Mon, 08 Feb 2010 11:11a.m.
By Kim Chisnall
Click here for pictures of the Waitangi Day Pub Crawl.
Unsurprisingly for a tradition involving alcohol, nobody is entirely sure when London's Waitangi Day Pub Crawl began. Certainly for those who took part this year, memories of the event will be somewhat hazy.
Beginning at Paddington Tube Station at 10am - the idea is to travel London's Circle Line - stopping at a pub at each tube stop before winding up at Westminster at 4pm for a mass haka in the shadows of Big Ben.

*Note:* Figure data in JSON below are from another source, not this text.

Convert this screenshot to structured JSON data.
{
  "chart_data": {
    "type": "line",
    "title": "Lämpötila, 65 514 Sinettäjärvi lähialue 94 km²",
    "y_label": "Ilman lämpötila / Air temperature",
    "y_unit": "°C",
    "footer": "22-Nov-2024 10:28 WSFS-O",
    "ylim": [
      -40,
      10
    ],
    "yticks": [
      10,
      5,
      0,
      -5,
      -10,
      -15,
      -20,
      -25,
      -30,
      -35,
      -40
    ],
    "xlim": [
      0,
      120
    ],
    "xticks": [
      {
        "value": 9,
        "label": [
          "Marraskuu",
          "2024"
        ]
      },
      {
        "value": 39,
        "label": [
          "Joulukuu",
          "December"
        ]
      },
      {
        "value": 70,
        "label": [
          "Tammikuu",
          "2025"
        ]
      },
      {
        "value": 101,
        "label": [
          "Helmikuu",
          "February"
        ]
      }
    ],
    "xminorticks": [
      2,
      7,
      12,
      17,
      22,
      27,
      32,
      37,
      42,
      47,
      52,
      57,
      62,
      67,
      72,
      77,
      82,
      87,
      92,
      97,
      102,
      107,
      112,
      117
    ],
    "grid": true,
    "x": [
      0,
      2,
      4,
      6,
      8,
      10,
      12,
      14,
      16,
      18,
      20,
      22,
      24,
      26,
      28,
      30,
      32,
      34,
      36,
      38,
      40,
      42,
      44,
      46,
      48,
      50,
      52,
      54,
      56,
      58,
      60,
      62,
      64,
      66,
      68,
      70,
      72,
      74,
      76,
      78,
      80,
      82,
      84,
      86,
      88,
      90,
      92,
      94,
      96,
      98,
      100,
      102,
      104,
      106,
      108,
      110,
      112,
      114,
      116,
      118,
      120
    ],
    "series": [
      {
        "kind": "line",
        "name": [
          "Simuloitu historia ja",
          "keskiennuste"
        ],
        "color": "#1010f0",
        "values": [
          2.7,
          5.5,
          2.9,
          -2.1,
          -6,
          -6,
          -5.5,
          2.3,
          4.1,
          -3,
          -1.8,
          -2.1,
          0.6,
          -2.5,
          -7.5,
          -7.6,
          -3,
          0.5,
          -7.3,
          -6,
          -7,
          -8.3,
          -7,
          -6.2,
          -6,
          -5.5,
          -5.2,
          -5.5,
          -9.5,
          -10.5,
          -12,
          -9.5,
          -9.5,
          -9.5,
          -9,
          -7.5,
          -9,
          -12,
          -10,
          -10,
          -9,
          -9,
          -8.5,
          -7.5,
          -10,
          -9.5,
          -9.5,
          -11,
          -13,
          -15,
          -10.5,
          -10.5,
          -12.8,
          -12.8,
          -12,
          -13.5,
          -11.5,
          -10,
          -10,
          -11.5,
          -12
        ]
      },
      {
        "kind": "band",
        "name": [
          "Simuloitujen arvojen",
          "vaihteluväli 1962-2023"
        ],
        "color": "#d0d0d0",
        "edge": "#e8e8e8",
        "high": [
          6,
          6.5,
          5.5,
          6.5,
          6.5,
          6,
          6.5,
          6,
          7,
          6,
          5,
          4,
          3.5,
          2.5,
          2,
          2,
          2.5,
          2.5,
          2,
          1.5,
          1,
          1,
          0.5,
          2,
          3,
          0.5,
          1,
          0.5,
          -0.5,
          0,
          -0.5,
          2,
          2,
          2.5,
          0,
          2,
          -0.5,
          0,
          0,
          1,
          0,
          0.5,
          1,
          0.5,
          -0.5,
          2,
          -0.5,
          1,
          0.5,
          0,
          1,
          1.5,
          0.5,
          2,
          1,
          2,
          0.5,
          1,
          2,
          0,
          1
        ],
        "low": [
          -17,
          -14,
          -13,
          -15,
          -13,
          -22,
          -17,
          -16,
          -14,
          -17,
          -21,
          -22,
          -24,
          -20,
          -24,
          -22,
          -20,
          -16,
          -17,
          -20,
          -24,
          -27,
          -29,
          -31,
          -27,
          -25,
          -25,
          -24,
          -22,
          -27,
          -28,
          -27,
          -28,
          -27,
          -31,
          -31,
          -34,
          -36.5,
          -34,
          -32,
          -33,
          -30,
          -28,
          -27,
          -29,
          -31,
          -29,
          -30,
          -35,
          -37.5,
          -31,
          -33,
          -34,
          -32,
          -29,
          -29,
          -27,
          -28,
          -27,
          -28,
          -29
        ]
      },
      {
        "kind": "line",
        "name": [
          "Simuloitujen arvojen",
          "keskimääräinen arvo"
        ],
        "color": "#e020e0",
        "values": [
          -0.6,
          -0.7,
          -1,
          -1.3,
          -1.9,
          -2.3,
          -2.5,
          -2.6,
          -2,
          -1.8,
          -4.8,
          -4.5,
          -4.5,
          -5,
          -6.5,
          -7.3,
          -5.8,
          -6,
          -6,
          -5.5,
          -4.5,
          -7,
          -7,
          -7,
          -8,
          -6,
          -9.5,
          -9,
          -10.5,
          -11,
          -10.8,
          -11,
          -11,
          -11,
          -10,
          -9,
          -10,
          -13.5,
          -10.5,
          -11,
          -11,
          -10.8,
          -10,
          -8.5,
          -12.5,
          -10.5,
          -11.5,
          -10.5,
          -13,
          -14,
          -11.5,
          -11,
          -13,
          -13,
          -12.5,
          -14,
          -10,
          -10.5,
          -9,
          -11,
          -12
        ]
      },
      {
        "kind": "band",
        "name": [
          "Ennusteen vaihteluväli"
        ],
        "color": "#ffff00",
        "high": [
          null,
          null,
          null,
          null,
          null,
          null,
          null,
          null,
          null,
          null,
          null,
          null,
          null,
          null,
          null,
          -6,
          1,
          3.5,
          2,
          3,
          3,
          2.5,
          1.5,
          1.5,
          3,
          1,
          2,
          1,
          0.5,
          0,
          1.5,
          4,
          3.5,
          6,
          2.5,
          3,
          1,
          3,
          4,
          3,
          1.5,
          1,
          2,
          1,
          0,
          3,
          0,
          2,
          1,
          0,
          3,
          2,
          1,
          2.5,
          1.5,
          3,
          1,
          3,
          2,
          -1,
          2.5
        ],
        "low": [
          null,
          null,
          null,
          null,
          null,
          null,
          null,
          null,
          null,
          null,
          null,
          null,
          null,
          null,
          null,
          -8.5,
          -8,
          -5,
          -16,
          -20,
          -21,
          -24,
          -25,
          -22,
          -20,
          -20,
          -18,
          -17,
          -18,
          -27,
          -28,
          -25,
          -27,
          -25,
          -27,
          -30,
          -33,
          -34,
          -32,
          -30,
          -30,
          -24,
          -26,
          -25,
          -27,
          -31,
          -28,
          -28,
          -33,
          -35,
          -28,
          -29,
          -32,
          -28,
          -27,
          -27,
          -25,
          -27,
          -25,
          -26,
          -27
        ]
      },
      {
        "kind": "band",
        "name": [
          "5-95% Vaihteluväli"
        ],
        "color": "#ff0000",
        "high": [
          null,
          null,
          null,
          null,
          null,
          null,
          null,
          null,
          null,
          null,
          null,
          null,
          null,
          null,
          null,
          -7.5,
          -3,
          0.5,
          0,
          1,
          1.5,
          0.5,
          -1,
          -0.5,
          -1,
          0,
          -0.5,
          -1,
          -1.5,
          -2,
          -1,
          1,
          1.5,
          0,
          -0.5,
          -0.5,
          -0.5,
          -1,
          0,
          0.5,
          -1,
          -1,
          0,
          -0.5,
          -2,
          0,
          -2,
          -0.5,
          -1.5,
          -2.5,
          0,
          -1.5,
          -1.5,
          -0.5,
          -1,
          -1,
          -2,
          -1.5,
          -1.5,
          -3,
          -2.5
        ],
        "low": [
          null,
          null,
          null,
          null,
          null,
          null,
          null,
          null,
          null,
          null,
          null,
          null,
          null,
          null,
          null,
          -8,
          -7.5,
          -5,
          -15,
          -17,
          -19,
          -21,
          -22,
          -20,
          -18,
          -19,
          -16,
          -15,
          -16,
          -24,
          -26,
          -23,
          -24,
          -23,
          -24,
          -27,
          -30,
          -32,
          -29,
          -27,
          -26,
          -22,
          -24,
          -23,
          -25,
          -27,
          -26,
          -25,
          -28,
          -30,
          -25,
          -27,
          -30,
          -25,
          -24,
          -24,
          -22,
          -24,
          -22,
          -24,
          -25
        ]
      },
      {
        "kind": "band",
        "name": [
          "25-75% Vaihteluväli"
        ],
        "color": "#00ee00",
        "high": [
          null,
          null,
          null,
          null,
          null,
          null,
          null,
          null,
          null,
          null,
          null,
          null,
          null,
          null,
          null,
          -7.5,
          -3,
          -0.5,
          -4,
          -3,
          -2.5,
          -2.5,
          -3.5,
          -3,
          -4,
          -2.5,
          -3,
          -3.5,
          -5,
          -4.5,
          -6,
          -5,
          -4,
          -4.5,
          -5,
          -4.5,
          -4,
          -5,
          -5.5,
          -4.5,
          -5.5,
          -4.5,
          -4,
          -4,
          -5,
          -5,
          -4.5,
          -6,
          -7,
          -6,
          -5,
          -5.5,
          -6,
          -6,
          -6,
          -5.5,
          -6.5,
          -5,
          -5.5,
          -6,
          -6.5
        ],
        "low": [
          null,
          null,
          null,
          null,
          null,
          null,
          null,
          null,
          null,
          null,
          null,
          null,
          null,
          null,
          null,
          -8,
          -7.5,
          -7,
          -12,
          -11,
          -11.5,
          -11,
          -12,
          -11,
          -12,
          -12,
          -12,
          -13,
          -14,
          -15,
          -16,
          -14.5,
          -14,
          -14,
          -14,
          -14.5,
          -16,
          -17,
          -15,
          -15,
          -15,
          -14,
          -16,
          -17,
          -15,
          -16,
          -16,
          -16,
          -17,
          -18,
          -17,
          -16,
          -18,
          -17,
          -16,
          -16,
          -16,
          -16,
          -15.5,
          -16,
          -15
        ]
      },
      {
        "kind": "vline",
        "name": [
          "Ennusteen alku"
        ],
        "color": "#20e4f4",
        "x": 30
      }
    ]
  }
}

Costumes are optional but encouraged and alcohol seems to be compulsory. This year the Circle Line was closed for maintenance so those along for the ride had to walk it. Like it or loath it, the pub crawl has become almost a rite of passage for young New Zealanders in London for their OE.
We joined the crowds at Westminster to catch the grand finale. The police had barricaded off the gardens and in a muddy park hundreds of young New Zealanders, thousands of kilometers from home, stripped off their shirts on a typically freezing winter's day to perform the haka.
I overheard one a police officers telling a bemused tourist that "they're celebrating the day they became a British colony". A rather interesting take on Waitangi Day! The officer then went on to explain there was never any trouble and the participants were more of a danger to themselves than members of the public.
But why do they do it? Nothing like this happens in New Zealand where people are more likely to spend the public holiday at the beach or relaxing with friends.
Maybe it shows how important national identity becomes when your world has grown that much larger?
Nobody knows how many New Zealanders live in Britain - the rather vague estimate that is often bandied about is somewhere between 60,000 and 100,000 at any one time. While most live in London, it's easy to feel isolated in a city of 8 million people where there are over 300 languages spoken.
I've lost count of the number of times I've corrected someone who assumes I'm Australian and to be honest I no longer feel offended. These days I sometimes find it difficult to tell the accents apart myself.
Britain is still, to some extent, the mother country – the land from where so many New Zealanders can trace their ancestry. That doesn’t mean young New Zealanders travelling here now feel at home.
The language might be the same but almost everything about day to day life is just that little bit foreign.
Celebrating not only who you are, but where you’ve come from takes on a whole new importance and what better way to do that than by taking strength from the familiar – in this case a bottle of Speights.